Earlier this week The Ministry of Justice in Iran blocked Clash of Clans because psychologists in the country believe the game promotes violence and what they are describing as ‘tribal conflict’.

They also state that, among other findings, that the game negatively affects family life for youth, who psychologists believe are addicted to playing. I reported earlier this year that close to two-thirds of mobile gamers in Iran played the game.

Players first reported having trouble accessing the game and then the ban was confirmed when the app was removed from Iran’s most popular third party app store, Cafe Bazaar (which only began publishing the popular title earlier this spring).

Judiciaries took action after the Committee for Determining Instances of Criminal Content made the recommendation to remove the game. The regulatory body had received a report from psychologists about the game.

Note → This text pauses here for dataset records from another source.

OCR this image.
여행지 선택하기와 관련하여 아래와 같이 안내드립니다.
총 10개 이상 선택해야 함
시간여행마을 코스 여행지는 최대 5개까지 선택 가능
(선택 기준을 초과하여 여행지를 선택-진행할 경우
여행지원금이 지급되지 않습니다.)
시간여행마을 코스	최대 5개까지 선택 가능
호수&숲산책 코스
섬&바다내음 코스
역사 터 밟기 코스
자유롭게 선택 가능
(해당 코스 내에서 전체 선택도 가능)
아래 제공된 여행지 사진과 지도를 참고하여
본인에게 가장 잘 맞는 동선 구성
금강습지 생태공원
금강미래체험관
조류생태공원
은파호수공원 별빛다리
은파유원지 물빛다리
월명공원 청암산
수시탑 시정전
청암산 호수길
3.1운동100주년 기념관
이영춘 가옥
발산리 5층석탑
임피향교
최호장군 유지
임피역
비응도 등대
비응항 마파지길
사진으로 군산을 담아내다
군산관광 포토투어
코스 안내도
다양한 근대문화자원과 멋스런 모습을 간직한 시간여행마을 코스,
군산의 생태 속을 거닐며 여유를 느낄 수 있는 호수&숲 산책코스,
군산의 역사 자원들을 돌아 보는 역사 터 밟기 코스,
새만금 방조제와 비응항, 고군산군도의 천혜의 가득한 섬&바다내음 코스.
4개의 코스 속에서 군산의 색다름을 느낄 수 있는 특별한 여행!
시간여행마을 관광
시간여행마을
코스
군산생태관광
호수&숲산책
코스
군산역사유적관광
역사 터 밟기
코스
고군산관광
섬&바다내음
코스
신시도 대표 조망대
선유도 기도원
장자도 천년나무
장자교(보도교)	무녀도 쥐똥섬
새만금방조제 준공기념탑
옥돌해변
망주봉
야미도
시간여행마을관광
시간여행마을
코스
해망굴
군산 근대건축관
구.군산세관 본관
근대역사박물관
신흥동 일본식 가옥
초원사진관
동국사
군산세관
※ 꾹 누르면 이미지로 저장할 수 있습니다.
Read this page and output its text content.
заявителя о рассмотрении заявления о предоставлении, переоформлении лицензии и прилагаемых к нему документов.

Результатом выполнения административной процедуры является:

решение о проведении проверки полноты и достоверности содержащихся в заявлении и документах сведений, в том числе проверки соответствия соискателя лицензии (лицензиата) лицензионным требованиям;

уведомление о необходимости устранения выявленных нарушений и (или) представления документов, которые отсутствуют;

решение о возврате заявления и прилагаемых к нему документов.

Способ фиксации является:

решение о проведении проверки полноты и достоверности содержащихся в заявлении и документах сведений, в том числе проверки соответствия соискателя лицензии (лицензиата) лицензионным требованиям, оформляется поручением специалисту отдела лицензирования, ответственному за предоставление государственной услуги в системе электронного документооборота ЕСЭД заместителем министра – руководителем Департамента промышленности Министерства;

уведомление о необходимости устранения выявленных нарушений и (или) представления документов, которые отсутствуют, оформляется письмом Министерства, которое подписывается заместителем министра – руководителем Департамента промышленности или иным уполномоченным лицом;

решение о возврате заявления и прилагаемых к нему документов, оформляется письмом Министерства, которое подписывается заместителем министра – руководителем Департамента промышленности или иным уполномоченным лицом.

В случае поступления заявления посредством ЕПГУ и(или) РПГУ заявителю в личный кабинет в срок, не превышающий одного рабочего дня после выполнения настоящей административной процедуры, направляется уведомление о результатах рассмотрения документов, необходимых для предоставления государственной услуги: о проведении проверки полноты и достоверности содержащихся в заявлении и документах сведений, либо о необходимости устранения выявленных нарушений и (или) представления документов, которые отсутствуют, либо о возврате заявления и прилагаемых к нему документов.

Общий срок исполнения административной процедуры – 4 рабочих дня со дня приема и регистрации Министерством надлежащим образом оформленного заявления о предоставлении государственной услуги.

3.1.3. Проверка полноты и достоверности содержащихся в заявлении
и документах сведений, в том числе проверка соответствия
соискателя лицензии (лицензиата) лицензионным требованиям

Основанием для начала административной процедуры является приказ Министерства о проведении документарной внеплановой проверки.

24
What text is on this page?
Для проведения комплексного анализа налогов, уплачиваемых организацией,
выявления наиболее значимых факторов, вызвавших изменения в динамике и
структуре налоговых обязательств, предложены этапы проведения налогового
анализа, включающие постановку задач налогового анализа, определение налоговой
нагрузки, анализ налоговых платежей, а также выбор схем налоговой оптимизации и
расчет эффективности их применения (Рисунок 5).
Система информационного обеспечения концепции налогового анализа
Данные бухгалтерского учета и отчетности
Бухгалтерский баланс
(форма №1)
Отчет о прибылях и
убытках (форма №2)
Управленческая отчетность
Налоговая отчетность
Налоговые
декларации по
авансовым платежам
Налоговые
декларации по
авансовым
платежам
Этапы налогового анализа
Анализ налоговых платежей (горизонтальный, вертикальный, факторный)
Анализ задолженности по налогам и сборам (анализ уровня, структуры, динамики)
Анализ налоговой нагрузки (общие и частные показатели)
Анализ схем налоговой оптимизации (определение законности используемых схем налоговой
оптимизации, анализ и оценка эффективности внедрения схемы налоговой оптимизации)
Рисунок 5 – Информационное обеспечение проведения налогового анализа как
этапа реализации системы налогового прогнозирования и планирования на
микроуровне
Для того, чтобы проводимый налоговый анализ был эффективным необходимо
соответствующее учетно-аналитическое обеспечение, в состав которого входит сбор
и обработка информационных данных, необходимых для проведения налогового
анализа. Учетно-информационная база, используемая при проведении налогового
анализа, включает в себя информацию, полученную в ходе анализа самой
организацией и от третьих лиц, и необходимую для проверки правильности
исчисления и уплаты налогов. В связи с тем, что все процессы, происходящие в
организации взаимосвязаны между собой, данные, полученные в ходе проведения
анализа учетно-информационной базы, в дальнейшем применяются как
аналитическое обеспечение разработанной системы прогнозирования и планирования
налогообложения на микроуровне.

In August, Iran was the first country to ban Pokémon Go over security concerns — which, although a severe action to take — was at least based on reasons that many authorities around the world had also expressed.

There are rumors in the gaming community in Iran that Supercell’s other title, Clash Royale, is next to be axed.

The unprecedented move bodes poorly for any other strategy games that are currently published in the Islamic Republic, most notably Clash of Kings by Elex-Tech, which has been popular for years now. But how long before it cascades over to other categories that include any gaming content that is considered to be ‘too addictive’?

None of this is exactly surprising since the country is well known for its strict stance on filtering digital platforms like Facebook, Twitter, and YouTube, along with most of the wider web.

Before Supercell entered the Iran market with a localized version of Clash of Clans,  Iranians accessed the game through foreign country app stores and paid for in-game purchases with gift cards that are in mass supply in the country’s black market.

The localized version allowed Iranians to pay for in-game items and upgrades using their local currency, the Iranian rial. But this boon didn’t make it past the year and gamers in Iran will have to revert back to playing the game in the black market, which they are very acquainted.

However, this hits them in the same week that Iran’s currency tumbled to an all-time low, making the in-game pricing that much less affordable.